Bernard M. Jaffe, MD Professor of Surgery Department of Surgery Tulane University School of Medicine New Orleans, LA
We have all heard the rhetoric: the fish was so big that when it was pulled from the water, it blotted out the horizon; the fish weighed 40 lb; it was 5 feet long. In fishing, as in life, bigger is definitely better, and anglers are famous for exaggerating the size and mass of their catch (or at least of the ones that ‘got away’).
Surgeons also have been known to spin some yarns: the pancreatic mass was the biggest, hardest, most adherent, and most vascular; the colon carcinoma was so big, the lap-assisted resection incision had to be opened at least 15 cm to deliver the lesion through the wound.
Thus, it was with some trepidation that Surgical Rounds decided to focus an issue on “giants.” The current month’s journal describes an assortment of megalesions, and the editorial staff are satisfied that none of the cases described is a fish story.
There are a number of specific lesions in which the descriptor, “giant,” is scientifically accurate and, in fact, a component of the medical designation. That is pertinent to several of the papers in this issue, including “giant” intraductal papillary mucinous neoplasm of the pancreas, angiomyolipoma, adrenal pseudocyst, and nonparasitic splenic cyst. In these cases, the difficulties in management relate to more than size.

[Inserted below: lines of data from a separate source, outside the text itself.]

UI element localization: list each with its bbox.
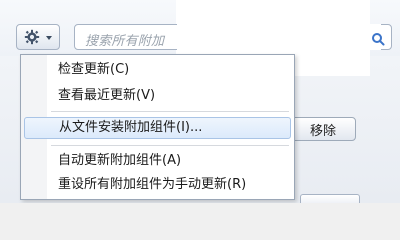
menu-item-view-recent-updates[interactable]: 查看最近更新(V) (24, 85, 291, 107)
menu-item-install-from-file[interactable]: 从文件安装附加组件(I)... (24, 117, 291, 139)
search-icon[interactable] (371, 31, 385, 46)
menu-item-reset-to-manual-update[interactable]: 重设所有附加组件为手动更新(R) (24, 174, 291, 196)
chevron-down-icon (46, 35, 52, 40)
remove-button-label: 移除 (309, 123, 336, 139)
addons-manager-window: 搜索所有附加 移除 检查更新(C) 查看最近更新(V) 从文件安装附加组件(I)… (0, 0, 400, 203)
search-placeholder: 搜索所有附加 (85, 34, 165, 49)
tools-gear-button[interactable] (16, 24, 60, 50)
menu-item-auto-update-addons[interactable]: 自动更新附加组件(A) (24, 150, 291, 172)
menu-item-check-updates[interactable]: 检查更新(C) (24, 59, 291, 81)
search-overlay-blank (177, 24, 381, 50)
remove-button[interactable]: 移除 (290, 117, 356, 141)
bottom-button[interactable] (300, 194, 360, 203)
menu-separator (51, 111, 289, 112)
tools-dropdown-menu: 检查更新(C) 查看最近更新(V) 从文件安装附加组件(I)... 自动更新附加… (20, 54, 295, 200)
menu-separator (51, 145, 289, 146)
gear-icon (24, 29, 40, 45)
search-addons-input[interactable]: 搜索所有附加 (74, 24, 392, 50)
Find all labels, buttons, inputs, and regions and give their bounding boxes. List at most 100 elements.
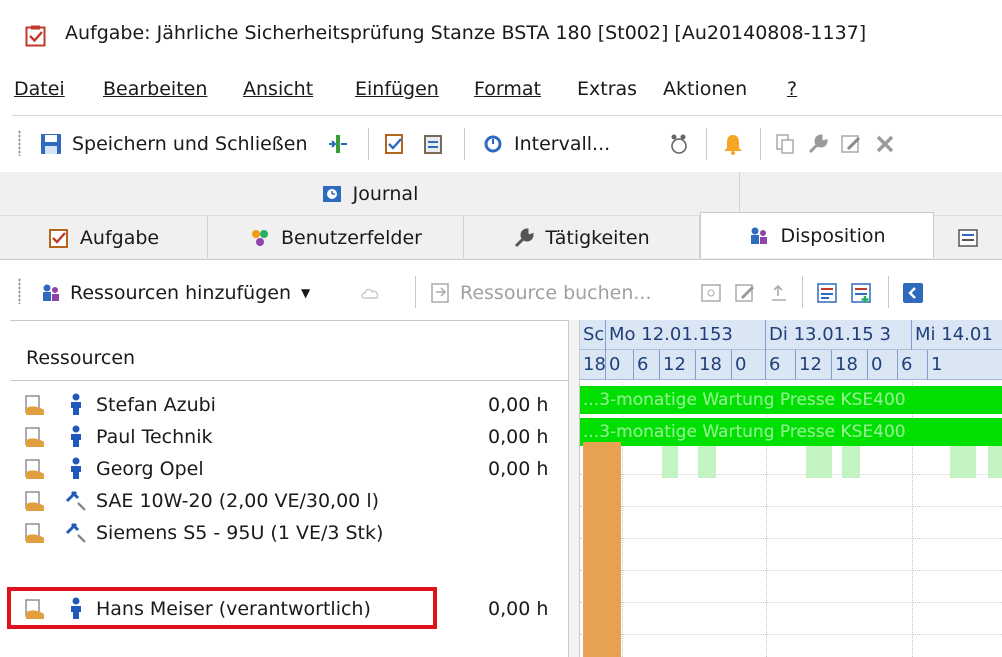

Each of us have operated on gigantic, although not “giant,” benign and malignant masses. What has impressed me is not that they are difficult to resect but that, in general, it is surprisingly easy. Lesions do not grow into behemoths in the presence of metastases or in immunologically challenged or medically vulnerable patients. Nor do they routinely invade surrounding tissues. With adequate exposure and a good game plan, huge lesions often can be resected safely and in their entirety.
The largest tumor I can recall treating was a 31-lb, low-grade retroperitoneal liposarcoma, which occupied the entire peritoneal cavity. In addition to the small bowel mesentery and transverse mesocolon, the tumor abutted the common bile duct, both ureters, the portal vein, the pancreas, and the sacral promontory. The biggest obstacle to its resection was its enormous weight. Assistants quickly tired of holding up the lesion anteriorly to provide access for me to dissect its posterior extent. When resected (with clear margins), a huge void was left in the peritoneal cavity. The patient was admitted looking 60 weeks pregnant with twins and was discharged several days later with a major divot in her abdominal configuration. Despite the enormous size of the low-grade malignancy, the patient is alive, almost 4 years postoperatively. Although she was almost 70 years of age at the time of resection, the patient had ascribed her progressive increase in abdominal girth to pregnancy and was rather disappointed that there was no fetus involved. I was quite delighted with the surgical result, but some patients can’t be satisfied no matter what we do.
Paradoxically, tiny lesions can be much more virulent and life-threatening. I will never forget a young man in his forties who felt a piece of chicken catch in his esophagus for a moment before completing its journey to the stomach. When I saw him in the emergency department, I was unimpressed with his story and inclined to dismiss its significance. The patient insisted that I perform esophagoscopy and, as he predicted, there was a miniscule, 1 x 1-mm pimple in the midesophagus. The biopsy revealed squamous cell carcinoma, which had been totally excised to free margins with one pass of the biopsy forceps. After discussion among the tumor board, the concensus was that surgical resection (or, in this case, re-resection) was indicated. Indeed, there was no residual tumor in the esophagectomy specimen, but every lymph node was positive. The patient received aggressive radiation and chemotherapy but succumbed to his disease in fewer than 6 months.
It’s not surprising that miniscule lesions can be so virulent, since there are a number of malignancies with the potential to kill their hosts as mere cells without ever coalescing into confluent tumors. Obviously, these rarely fall into the province of surgeons.
Therefore, the concept of “giants” is a mixed blessing: technically difficult but with excellent prospects for successful resection and cure of both benign and malignant lesions. That paradox is amply illustrated and documented in the articles included in this focused issue. There really is a difference between a published report of a “giant” and afish story.